Let $A$ be an $n \times n$ symmetric matrix and let $y_1, \dots, y_{r+s}$ be $r+s$ linearly independent $n \times 1$ vectors such that for all $n \times 1$ vectors $x$, $$x'Ax= (y_1' x)^2 + \cdots +(y_r' x)^2 - (y_{r+1}'x)^2 - \cdots - (y_{r+s}'x)^2$$ Prove that rank of $A$ is $r+s$.
Here ' denotes the transpose. I was thinking on the line of Gram-Schmidth orthogonalisation but this will change the given set of linearly independent vectors.
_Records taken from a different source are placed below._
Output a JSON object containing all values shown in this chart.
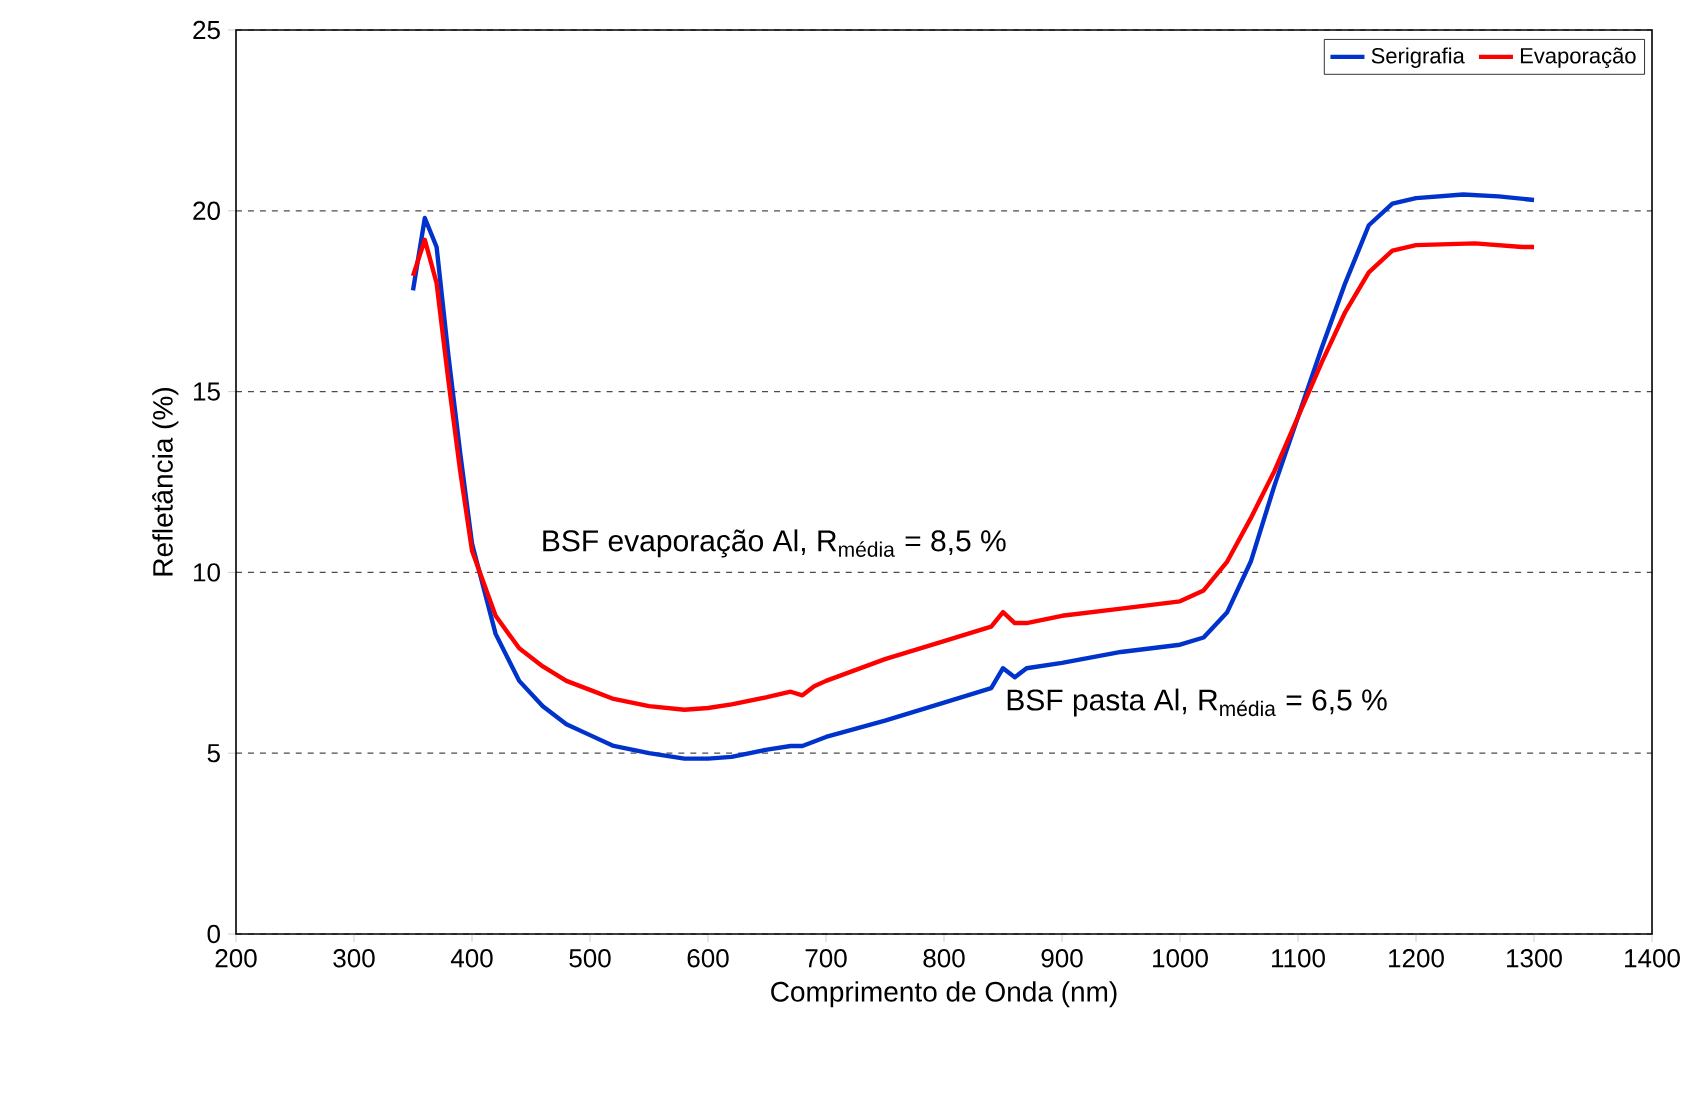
{
  "chart_data": {
    "type": "line",
    "xlabel": "Comprimento de Onda (nm)",
    "ylabel": "Refletância (%)",
    "xlim": [
      200,
      1400
    ],
    "xticks": [
      200,
      300,
      400,
      500,
      600,
      700,
      800,
      900,
      1000,
      1100,
      1200,
      1300,
      1400
    ],
    "ylim": [
      0,
      25
    ],
    "yticks": [
      0,
      5,
      10,
      15,
      20,
      25
    ],
    "grid": "y",
    "legend": "top right",
    "marker": "none",
    "line_style": "solid",
    "annotations": [
      "BSF evaporação Al, R$_{média}$ = 8,5 %",
      "BSF pasta Al, R$_{média}$ = 6,5 %"
    ],
    "series": [
      {
        "name": "Serigrafia",
        "color": "#0033cc",
        "x": [
          350,
          360,
          370,
          380,
          390,
          400,
          420,
          440,
          460,
          480,
          500,
          520,
          550,
          580,
          600,
          620,
          650,
          670,
          680,
          700,
          750,
          800,
          840,
          850,
          860,
          870,
          900,
          950,
          1000,
          1020,
          1040,
          1060,
          1080,
          1100,
          1120,
          1140,
          1160,
          1180,
          1200,
          1240,
          1270,
          1300
        ],
        "values": [
          17.8,
          19.8,
          19.0,
          16.0,
          13.3,
          10.8,
          8.3,
          7.0,
          6.3,
          5.8,
          5.5,
          5.2,
          5.0,
          4.85,
          4.85,
          4.9,
          5.1,
          5.2,
          5.2,
          5.45,
          5.9,
          6.4,
          6.8,
          7.35,
          7.1,
          7.35,
          7.5,
          7.8,
          8.0,
          8.2,
          8.9,
          10.3,
          12.4,
          14.3,
          16.2,
          18.0,
          19.6,
          20.2,
          20.35,
          20.45,
          20.4,
          20.3
        ]
      },
      {
        "name": "Evaporação",
        "color": "#ff0000",
        "x": [
          350,
          360,
          370,
          380,
          390,
          400,
          420,
          440,
          460,
          480,
          500,
          520,
          550,
          580,
          600,
          620,
          650,
          670,
          680,
          690,
          700,
          750,
          800,
          840,
          850,
          860,
          870,
          900,
          950,
          1000,
          1020,
          1040,
          1060,
          1080,
          1100,
          1120,
          1140,
          1160,
          1180,
          1200,
          1250,
          1290,
          1300
        ],
        "values": [
          18.2,
          19.2,
          18.0,
          15.3,
          12.8,
          10.6,
          8.8,
          7.9,
          7.4,
          7.0,
          6.75,
          6.5,
          6.3,
          6.2,
          6.25,
          6.35,
          6.55,
          6.7,
          6.6,
          6.85,
          7.0,
          7.6,
          8.1,
          8.5,
          8.9,
          8.6,
          8.6,
          8.8,
          9.0,
          9.2,
          9.5,
          10.3,
          11.5,
          12.8,
          14.3,
          15.8,
          17.2,
          18.3,
          18.9,
          19.05,
          19.1,
          19.0,
          19.0
        ]
      }
    ]
  }
}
You can find a nonsingular matrix $B$ such that, $B^Ty_i = e_i$ where $e_i$ is the vector with $1$ at the $i$th place and $0$ elsewhere. To see this, since the vectors $y_1.\dots,y_{r+s}$ are linearly independent, you can extend it to a basis of $\mathbb{R}^n$ say $y_1,\dots,y_n$. And then chose $B^T = \begin{bmatrix} y_1 &\dots & y_n\end{bmatrix}^{-1}$.
For any vector $x$ we have $(Bx)^TA(Bx) = \sum_{i=1}^r (x^TB^Ty_i)^2 - \sum_{i=r+1}^{r+s}(x^TB^Ty_i)^2 = \sum_{i=1}^r (x^Te_i)^2 - \sum_{i=r+1}^{r+s}(x^Te_i)^2.$
Which can be expressed as the matrix identity $x^TB^TABx = x^T D x$. Where $D$ is a diagonal matrix whose first $r$ diagonal entries are $+1$ and the next s diagonal elements are $-1$ and the rest are $0$.
Since both $B^TAB$ and $D$ are both symmetric, we must have $B^TAB = D$. Since $D$ has rank $r+s$ and $B^TAB$ has the same rank as that of $A$ since $B$ is non-singular, the result follows.